Uncertainties are often designated by a ± symbol (e.g., 10.5 ± 0.3 cm). An alternative designation might be 10.5(3) cm. The magnitude of the uncertainty is influenced by a number of factors that will be discussed at some length later in the term. For the present, it is sufficient to say the magnitude is estimated by the experimenter and reflects his/her best guess as to how reproducible the measurement is. Obviously, the assigned uncertainty should encompass the observed fluctuations in a series of measurements.
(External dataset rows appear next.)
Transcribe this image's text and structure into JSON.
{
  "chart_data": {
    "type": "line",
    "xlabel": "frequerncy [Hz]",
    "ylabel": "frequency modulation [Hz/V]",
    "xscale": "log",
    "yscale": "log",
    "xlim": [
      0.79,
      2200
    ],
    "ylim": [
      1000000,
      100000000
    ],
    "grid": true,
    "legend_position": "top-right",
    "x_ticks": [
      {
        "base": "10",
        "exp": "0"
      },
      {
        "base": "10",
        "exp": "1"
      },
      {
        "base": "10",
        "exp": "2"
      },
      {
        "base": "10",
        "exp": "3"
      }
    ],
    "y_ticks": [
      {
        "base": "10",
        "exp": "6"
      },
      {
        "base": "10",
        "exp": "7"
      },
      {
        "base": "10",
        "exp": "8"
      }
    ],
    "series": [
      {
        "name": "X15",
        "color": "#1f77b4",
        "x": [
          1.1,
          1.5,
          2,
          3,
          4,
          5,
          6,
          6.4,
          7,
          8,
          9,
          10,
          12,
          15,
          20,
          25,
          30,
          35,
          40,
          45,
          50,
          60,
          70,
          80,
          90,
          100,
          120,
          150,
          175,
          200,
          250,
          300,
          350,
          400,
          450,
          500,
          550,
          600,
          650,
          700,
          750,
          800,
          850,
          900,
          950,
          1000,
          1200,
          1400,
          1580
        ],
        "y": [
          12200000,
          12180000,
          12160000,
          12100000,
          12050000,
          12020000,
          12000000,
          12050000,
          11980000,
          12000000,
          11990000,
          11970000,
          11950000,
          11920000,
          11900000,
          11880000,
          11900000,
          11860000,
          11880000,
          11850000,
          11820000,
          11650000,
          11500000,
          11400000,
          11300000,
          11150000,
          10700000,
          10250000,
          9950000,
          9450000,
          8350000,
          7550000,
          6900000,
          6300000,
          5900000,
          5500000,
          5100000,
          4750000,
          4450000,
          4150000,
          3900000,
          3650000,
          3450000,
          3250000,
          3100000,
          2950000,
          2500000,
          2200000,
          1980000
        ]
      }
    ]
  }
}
Uncertainties are an integral part of any measurement just as the units are. To omit either the uncertainty or the units is to render the measurement virtually useless. It is essential that you develop the habit of including each on every measurement you make. At first, you will find the estimation of uncertainties to be difficult because you will be unduly worried about estimating the “right” magnitude. Rest assured, it is far more important that you make the effort to estimate, and then record, the uncertainty than it is to have the right value. The latter will come with experience, the former will come because you force yourself to do it each time.
A proper statement of uncertainty is really a statement that the experimenter has a high degree of confidence that the measurement falls within a particular range of values (e.g. 10.5±0.3 cm says the length is between 10.2 cm and 10.8 cm). It is only when a proper statement of uncertainty is made can one begin to answer the question “Have any errors occurred?”.